What is adoptive therapy?

Answer 51

Immune cells are derived from the patients blood and expanded in vitro before being reinfused into the patient.

Question 52

What are Chimeric antigen receptors (CARs)?

Answer 52

They are genetically engineered receptors which have specific antigen-binding sites allowing the treatment to be directed to a specific tumour-bearing antigen.

Question 53

CARs are chimera’s of which sources?

Answer 53

Immunoglobulin variable gene and the cytoplasmic tails containing the relevant signalling domains of the TCR and co-stimulatory molecules.

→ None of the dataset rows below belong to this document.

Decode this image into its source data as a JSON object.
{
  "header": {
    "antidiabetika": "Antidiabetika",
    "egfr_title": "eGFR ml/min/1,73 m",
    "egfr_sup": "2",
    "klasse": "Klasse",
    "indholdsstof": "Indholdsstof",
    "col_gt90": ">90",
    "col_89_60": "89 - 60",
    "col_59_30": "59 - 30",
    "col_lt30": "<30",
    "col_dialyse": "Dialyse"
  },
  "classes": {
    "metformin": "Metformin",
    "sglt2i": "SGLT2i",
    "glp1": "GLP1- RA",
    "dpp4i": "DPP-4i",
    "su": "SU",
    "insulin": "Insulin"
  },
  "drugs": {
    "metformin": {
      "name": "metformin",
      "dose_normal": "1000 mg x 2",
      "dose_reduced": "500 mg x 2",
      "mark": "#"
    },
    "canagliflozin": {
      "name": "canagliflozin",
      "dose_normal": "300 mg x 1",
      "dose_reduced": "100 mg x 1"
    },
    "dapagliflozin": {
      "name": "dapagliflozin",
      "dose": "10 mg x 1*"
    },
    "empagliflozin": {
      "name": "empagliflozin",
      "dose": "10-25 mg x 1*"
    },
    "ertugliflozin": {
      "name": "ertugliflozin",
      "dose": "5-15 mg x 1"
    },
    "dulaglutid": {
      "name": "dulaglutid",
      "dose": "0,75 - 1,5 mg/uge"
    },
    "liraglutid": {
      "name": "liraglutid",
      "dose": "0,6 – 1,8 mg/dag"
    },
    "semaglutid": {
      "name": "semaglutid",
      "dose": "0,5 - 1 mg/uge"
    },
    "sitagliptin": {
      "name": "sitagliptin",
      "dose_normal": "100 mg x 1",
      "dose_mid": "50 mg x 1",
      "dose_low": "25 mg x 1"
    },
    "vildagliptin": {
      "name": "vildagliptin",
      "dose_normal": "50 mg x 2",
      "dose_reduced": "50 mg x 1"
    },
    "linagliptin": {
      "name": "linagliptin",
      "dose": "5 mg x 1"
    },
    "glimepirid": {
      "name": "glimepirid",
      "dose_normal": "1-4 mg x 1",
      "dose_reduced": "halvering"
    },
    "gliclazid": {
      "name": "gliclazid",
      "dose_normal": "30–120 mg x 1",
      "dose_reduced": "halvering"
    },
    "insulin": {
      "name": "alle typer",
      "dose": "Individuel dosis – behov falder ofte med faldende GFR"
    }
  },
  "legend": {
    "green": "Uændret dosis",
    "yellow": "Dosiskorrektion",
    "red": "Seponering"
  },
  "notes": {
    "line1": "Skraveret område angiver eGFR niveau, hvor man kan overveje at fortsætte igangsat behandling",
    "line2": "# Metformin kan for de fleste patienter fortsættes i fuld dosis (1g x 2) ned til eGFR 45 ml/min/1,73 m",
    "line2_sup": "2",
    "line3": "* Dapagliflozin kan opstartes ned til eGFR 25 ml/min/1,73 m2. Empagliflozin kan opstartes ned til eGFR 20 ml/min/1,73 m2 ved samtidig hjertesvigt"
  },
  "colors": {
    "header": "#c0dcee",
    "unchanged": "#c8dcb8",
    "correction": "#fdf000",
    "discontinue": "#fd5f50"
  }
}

This includes the ITAM of a TCR and the intracellular signalling domain of CD28.

Question 54

How do CAR T-cells work?

Answer 54

1. Peripheral blood is taken from the patient and T cells are isolated.
2. The T cells are then put to culture and be stimulated to expand using antibodies to the CD3 complex and antibodies to the CD28 co-stimulatory molecule.
3. The expanded T cells are then transfected with viral vectors encoding the genetically engineered CAR.
4. The T cells are then injected back into the patient where it undergoes further proliferation in response to tumour antigen recognition events by the newly expressed CAR.

Question 55

Which type of cancer have been successfully treated using CAR T cell therapy?

Answer 55

B cell malignancies such as lymphoma

Question 56

CAR T cells recognise which B cell surface marker?

Answer 56

CD19

Question 57

What is lymphoma?

Answer 57

Lymphoma is a type of blood cancer

Question 58

CAR T-cell therapy can cause an intense systemic inflammatory response or cytokine release syndrome. Why?

Answer 58

This is due to the high number of activated T cells in the patient.